Inoltre, la disciplina transitoria che regola il passaggio al processo penale telematico, contenuta nell’art. 87-bis del d.lgs. n. 150/2022 (introdotto dall’art. 5quinquies del d.l. n. 162/2022, convertito in L. n. 199/2022), consente, per gli atti non ancora depositabili tramite il portale telematico (tra cui il riesame reale), in quanto non rientranti fra quelli contemplati negli artt. 87, comma 6-bis, e in quelli individuati ai sensi del comma 6-ter del medesimo articolo, il deposito “con valore legale mediante invio dall’indirizzo di posta elettronica certificata… degli uffic giudiziari destinatari, indicati in apposito provvedimento del Direttore generale per i sistemi informativi automatizzati, pubblicato nel portale dei servizi telematici del Ministero della giustizia”. Il comma 1, ancora, precisa che “Il deposito è tempestivo quando è eseguito entro le ore 24 del giorno di scadenza”.
3.1 Il ricorso richiama, anche, un precedente di questa Corte che, anche se con riferimento alla normativa emergenziale che ha preceduto la Riforma Cartabia, del tutto assimilabile a quella vigente, ha precisato:
“La evidente ratio della disposizione è quella di considerare pervenuto l’atto di impugnazione nel giorno del “deposito”, intendendosi per la posta certificata la data di acquisizione (ricezione) della PEC dal sistema ricevente. L’attestazione di cancelleria per la data diversa (il giorno successivo) è da considerarsi errata ed il Tribunale del riesame avrebbe dovuto controllare le ricevute di attestazione delle ricezioni delle PEC” ( Sez. 3, n. 46827 del 17/11/2021, COGNOME).
3.2 Questo orientamento è stato confermato anche sotto la vigenza della nuova disciplina: Sez. 1, n. 17081 del 17/11/2023, (dep. 2024), Ben, infatti, ribadisce che l’art. 87-bis, comma 1, ult. parte, d.lgs. n. 150/2022 non richiama l’art. 172, comma 6, cod. proc. pen., con la conseguenza che l’atto deve considerarsi pervenuto “nel giorno del “deposito”, intendendosi per la posta certificata la data di acquisizione (ricezione) della PEC dal sistema ricevente” e che l’eventuale attestazione di cancelleria per una data diversa è irrilevante dovendo il giudice procedere al controllo sulla tempestività del gravame “in base alle ricevute di attestazione delle ricezioni delle PEC”.

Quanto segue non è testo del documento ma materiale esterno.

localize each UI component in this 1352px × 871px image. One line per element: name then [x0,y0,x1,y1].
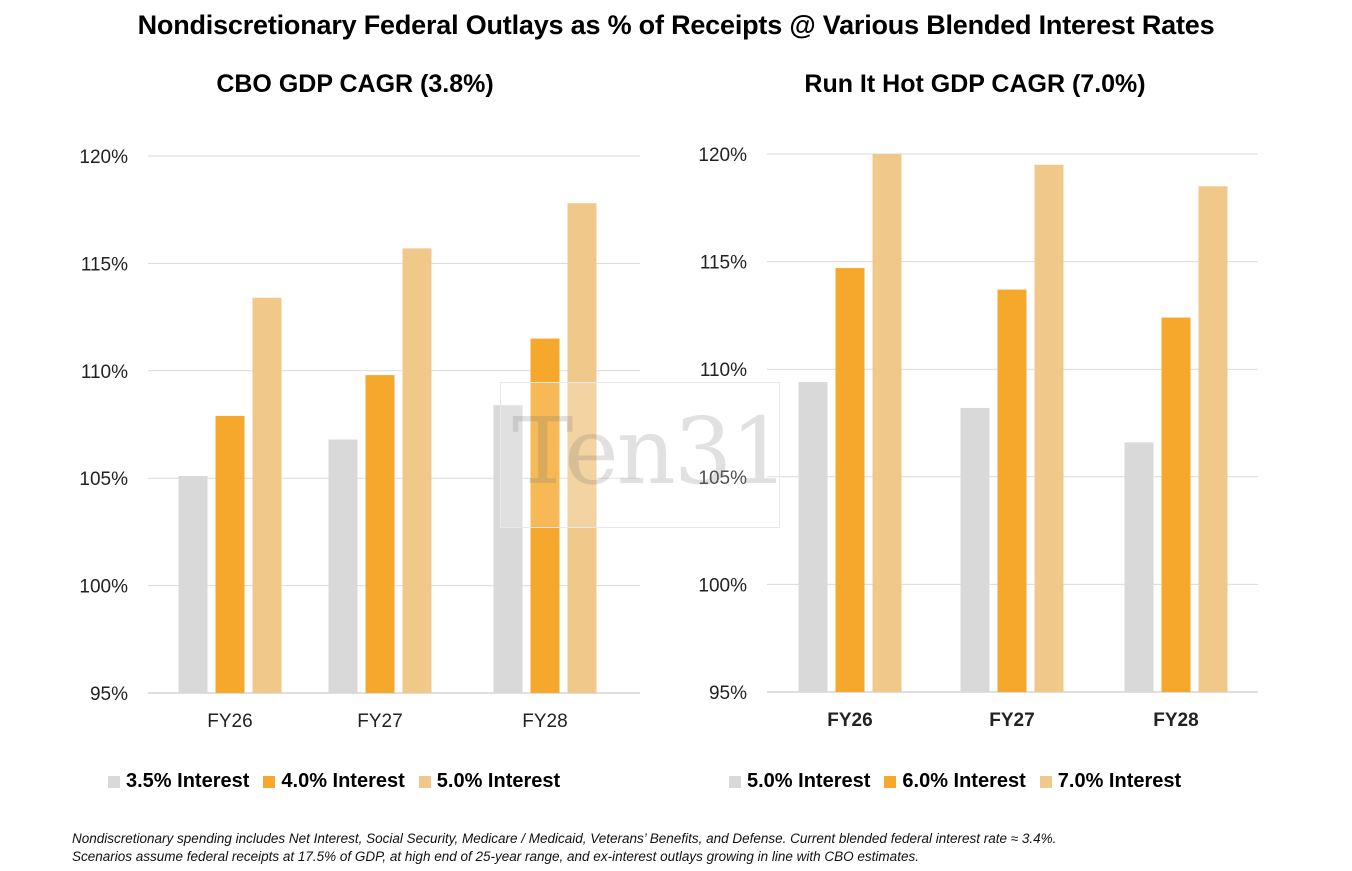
footnote-line-2: Scenarios assume federal receipts at 17.… [72,849,919,864]
chart-title-cbo: CBO GDP CAGR (3.8%) [216,70,494,98]
legend-label: 5.0% Interest [747,770,871,792]
x-category-label-cbo: FY28 [522,711,567,732]
legend-item: 5.0% Interest [418,770,561,793]
bar-run-it-hot-fy26-series-2 [835,268,865,692]
bar-cbo-fy26-series-3 [252,297,282,693]
x-category-label-cbo: FY27 [357,711,402,732]
legend-cbo: 3.5% Interest 4.0% Interest 5.0% Interes… [108,770,574,793]
y-tick-label-run-it-hot: 110% [700,360,747,381]
legend-item: 3.5% Interest [108,770,249,793]
bar-cbo-fy27-series-2 [365,375,395,693]
watermark-box [500,382,780,528]
legend-run-it-hot: 5.0% Interest 6.0% Interest 7.0% Interes… [729,770,1195,793]
y-tick-label-run-it-hot: 95% [709,683,747,704]
y-tick-label-run-it-hot: 100% [698,575,747,596]
legend-item: 6.0% Interest [884,770,1026,793]
bar-run-it-hot-fy26-series-3 [872,154,902,692]
main-title: Nondiscretionary Federal Outlays as % of… [137,10,1215,40]
legend-item: 7.0% Interest [1039,770,1182,793]
y-tick-label-run-it-hot: 105% [698,468,747,489]
bar-cbo-fy28-series-3 [567,203,597,694]
bar-cbo-fy28-series-1 [493,405,523,693]
legend-swatch [1039,775,1052,788]
bar-cbo-fy26-series-1 [178,476,208,693]
bar-cbo-fy26-series-2 [215,415,245,693]
y-tick-label-cbo: 105% [79,469,128,490]
bar-run-it-hot-fy27-series-1 [960,407,990,692]
bar-run-it-hot-fy28-series-2 [1161,317,1191,692]
y-tick-label-cbo: 95% [90,684,128,705]
y-tick-label-cbo: 110% [81,362,128,383]
legend-label: 7.0% Interest [1057,770,1182,792]
y-tick-label-cbo: 115% [81,254,128,275]
y-tick-label-run-it-hot: 115% [700,253,747,274]
legend-swatch [108,775,120,788]
x-category-label-run-it-hot: FY27 [989,710,1034,731]
bar-run-it-hot-fy27-series-3 [1034,164,1064,692]
bar-cbo-fy28-series-2 [530,338,560,693]
bar-run-it-hot-fy26-series-1 [798,382,828,692]
watermark-logo: Ten31 [512,398,789,505]
legend-label: 6.0% Interest [902,770,1026,792]
bar-run-it-hot-fy28-series-3 [1198,186,1228,692]
bar-cbo-fy27-series-1 [328,439,358,693]
y-tick-label-cbo: 120% [79,147,128,168]
bar-run-it-hot-fy28-series-1 [1124,442,1154,692]
chart-title-run-it-hot: Run It Hot GDP CAGR (7.0%) [804,70,1146,98]
legend-item: 4.0% Interest [263,770,405,793]
legend-swatch [884,775,897,788]
y-tick-label-cbo: 100% [79,577,128,598]
legend-label: 5.0% Interest [436,770,561,792]
x-category-label-run-it-hot: FY28 [1153,710,1198,731]
bar-run-it-hot-fy27-series-2 [997,289,1027,692]
legend-swatch [418,775,431,788]
legend-label: 4.0% Interest [281,770,405,792]
x-category-label-run-it-hot: FY26 [827,710,872,731]
legend-swatch [729,775,741,788]
legend-swatch [263,775,276,788]
legend-label: 3.5% Interest [126,770,250,792]
y-tick-label-run-it-hot: 120% [698,145,747,166]
footnote-line-1: Nondiscretionary spending includes Net I… [72,831,1057,846]
legend-item: 5.0% Interest [729,770,870,793]
bar-cbo-fy27-series-3 [402,248,432,693]
x-category-label-cbo: FY26 [207,711,252,732]
footnote: Nondiscretionary spending includes Net I… [72,830,1056,866]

3.3 Nel caso di specie, come già detto, risulta dalle ricevute di avvenuta consegna che l’istanza di riesame è stata inviata a mezzo PEC all’indirizzo dedicato del Tribunale di Napoli prima delle ore 24 dell’ultimo giorno utile, ossia il 5/7/2025, per cui l’impugnazione deve considerarsi tempestivamente proposta.
L’ordinanza impugnata deve, pertanto, essere annullata senza rinvio, con trasmissione degli atti al Tribunale di Napoli, in diversa composizione fisica, per nuovo esame.
P.Q.M.
Annulla senza rinvio l’ordinanza impugnata e dispone trasmettersi gli atti al Tribunale di Napoli.